WP6: Circularity, dissemination, exploitation and communication
A literature review of LCAs on state-of-the-art technologies for AEL systems was carried out to establish a reference technology. The outcome of the literature review is that we need to model the reference technology in all details by ourselves in order to offer a fair and stringent comparison; the literature review revealed large differences in climate change impacts apparently depending on choices of functional unit, boundaries, energy supply and different degrees of including the BOP and the end-of-life of the plant. Current European guidelines on doing LCA on H2-producting technologies have being consulted; including a comparative study by the JRC. It was decided to cut the comparison before the synthesis into methanol and/or ammonia, since the last part would be identical for the PEACE technology and for the reference technology. This would also allow for a potential delivery of the LCA results as a product environmental foot print for H2.

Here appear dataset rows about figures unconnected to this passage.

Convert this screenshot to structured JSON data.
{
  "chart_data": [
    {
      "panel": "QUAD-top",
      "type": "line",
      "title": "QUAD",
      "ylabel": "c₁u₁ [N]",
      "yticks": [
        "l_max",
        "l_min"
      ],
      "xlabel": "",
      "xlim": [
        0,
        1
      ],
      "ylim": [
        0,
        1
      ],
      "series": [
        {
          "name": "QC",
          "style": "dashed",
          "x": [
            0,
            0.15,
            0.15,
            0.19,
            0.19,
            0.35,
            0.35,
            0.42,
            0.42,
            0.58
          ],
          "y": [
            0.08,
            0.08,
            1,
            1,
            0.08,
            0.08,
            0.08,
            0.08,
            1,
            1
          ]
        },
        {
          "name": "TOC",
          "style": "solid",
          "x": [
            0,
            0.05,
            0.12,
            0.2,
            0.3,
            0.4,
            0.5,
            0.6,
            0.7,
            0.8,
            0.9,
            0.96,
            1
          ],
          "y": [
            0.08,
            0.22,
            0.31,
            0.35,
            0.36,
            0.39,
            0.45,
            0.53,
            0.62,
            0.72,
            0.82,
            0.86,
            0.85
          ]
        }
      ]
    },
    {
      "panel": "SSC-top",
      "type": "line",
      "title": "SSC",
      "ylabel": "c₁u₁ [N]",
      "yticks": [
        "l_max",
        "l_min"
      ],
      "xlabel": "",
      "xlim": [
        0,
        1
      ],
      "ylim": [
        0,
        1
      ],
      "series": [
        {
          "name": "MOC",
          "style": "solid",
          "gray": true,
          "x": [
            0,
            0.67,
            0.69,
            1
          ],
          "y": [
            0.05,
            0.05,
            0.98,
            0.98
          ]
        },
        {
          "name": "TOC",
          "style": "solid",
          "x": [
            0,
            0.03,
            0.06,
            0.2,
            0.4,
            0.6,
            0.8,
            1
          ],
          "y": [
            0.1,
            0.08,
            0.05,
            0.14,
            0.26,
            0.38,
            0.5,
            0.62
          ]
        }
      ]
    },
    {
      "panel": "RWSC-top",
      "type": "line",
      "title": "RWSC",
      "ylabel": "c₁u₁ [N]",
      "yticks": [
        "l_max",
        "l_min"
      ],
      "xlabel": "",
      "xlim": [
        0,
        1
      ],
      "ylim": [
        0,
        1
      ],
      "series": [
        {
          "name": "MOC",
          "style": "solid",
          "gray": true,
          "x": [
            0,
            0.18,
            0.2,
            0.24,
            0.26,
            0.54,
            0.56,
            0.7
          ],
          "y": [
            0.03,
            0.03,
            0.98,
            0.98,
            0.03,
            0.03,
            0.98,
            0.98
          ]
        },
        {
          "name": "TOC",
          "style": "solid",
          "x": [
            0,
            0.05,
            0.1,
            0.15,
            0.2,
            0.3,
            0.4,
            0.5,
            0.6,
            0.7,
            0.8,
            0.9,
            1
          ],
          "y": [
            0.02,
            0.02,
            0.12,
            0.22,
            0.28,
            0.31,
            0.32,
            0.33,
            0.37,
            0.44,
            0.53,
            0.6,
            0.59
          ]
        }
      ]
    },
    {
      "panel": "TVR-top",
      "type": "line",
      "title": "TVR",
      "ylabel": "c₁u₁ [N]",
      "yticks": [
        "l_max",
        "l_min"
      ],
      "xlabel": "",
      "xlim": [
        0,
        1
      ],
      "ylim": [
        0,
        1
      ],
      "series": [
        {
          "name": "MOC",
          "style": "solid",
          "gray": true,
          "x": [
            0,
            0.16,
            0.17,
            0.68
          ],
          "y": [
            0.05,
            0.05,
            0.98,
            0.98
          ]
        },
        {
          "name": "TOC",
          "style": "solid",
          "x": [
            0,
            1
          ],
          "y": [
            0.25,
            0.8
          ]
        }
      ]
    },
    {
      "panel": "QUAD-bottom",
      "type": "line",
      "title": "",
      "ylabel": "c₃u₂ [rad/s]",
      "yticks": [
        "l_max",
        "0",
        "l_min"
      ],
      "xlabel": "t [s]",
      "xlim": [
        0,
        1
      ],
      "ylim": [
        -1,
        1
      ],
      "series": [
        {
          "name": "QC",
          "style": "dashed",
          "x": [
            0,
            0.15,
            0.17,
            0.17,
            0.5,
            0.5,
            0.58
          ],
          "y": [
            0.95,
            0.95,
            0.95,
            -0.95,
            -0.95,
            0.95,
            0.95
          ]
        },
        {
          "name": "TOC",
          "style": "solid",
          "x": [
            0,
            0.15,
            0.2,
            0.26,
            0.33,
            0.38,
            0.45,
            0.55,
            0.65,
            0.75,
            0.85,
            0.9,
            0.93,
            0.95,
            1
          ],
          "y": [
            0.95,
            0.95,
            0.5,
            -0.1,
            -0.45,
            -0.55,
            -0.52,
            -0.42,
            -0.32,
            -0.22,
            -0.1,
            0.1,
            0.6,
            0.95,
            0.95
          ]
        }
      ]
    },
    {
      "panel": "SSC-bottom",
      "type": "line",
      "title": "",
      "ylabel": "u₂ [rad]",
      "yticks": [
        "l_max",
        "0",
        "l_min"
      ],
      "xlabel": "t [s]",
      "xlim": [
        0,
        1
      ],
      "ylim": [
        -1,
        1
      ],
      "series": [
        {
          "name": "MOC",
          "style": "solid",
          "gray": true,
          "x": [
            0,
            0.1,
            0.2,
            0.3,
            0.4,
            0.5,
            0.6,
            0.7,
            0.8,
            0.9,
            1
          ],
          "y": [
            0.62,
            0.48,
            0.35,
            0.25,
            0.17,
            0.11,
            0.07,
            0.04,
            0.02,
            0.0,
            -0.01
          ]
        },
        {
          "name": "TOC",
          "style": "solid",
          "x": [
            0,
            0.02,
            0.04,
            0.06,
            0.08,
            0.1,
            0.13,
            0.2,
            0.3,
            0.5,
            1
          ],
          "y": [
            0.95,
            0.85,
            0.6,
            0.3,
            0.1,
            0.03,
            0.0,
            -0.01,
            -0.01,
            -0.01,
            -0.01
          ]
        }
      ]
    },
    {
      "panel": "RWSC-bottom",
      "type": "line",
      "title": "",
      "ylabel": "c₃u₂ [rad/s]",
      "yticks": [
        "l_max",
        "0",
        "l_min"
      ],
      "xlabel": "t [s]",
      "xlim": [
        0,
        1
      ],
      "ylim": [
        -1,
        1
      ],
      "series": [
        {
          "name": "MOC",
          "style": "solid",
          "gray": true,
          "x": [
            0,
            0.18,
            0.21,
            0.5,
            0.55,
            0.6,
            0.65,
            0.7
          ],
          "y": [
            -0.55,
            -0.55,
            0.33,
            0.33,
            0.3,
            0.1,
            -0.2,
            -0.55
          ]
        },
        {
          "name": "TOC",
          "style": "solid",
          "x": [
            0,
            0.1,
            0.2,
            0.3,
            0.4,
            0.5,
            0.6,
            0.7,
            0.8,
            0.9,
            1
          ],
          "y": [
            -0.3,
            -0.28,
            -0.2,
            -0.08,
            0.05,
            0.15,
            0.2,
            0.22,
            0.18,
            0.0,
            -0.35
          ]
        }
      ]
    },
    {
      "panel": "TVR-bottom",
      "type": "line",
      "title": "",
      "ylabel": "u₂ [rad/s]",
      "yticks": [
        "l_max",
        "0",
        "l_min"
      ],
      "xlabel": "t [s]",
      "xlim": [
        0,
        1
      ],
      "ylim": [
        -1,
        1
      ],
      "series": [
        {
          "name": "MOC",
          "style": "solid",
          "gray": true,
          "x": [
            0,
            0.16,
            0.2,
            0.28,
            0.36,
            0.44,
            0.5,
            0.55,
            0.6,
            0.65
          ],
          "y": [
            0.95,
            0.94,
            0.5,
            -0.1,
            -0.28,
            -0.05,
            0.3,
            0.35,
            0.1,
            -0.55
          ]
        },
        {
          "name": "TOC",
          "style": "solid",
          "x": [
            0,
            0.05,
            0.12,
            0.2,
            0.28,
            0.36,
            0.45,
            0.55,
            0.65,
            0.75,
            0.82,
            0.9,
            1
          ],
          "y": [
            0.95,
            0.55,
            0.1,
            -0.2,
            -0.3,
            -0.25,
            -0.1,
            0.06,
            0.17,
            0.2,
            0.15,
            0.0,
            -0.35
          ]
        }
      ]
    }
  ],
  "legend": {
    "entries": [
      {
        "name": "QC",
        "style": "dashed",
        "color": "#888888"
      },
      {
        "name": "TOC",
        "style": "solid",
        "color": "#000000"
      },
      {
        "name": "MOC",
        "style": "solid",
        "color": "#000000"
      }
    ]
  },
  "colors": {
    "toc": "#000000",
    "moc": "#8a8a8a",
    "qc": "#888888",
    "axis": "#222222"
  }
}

The first results from the cell components qualifications show at least 1 Acm-2 at a cell potential of 1.8-1.95V in combination with good gas purities over an operation range of 10-100%. These results are aligned with the main expected results from PEACE, which are the development and demonstration of an AEL system > 50 kW capable of operating up to 90 bar, with an efficiency of 70 % (LHV) at a current density of 1 A/cm2 in high KOH concentration feedstock at 80 °C. Furthermore, the cost reduction is expected by replacing fluorinated plastic as a stack material for cheaper plastics enabling of withstand high pressures.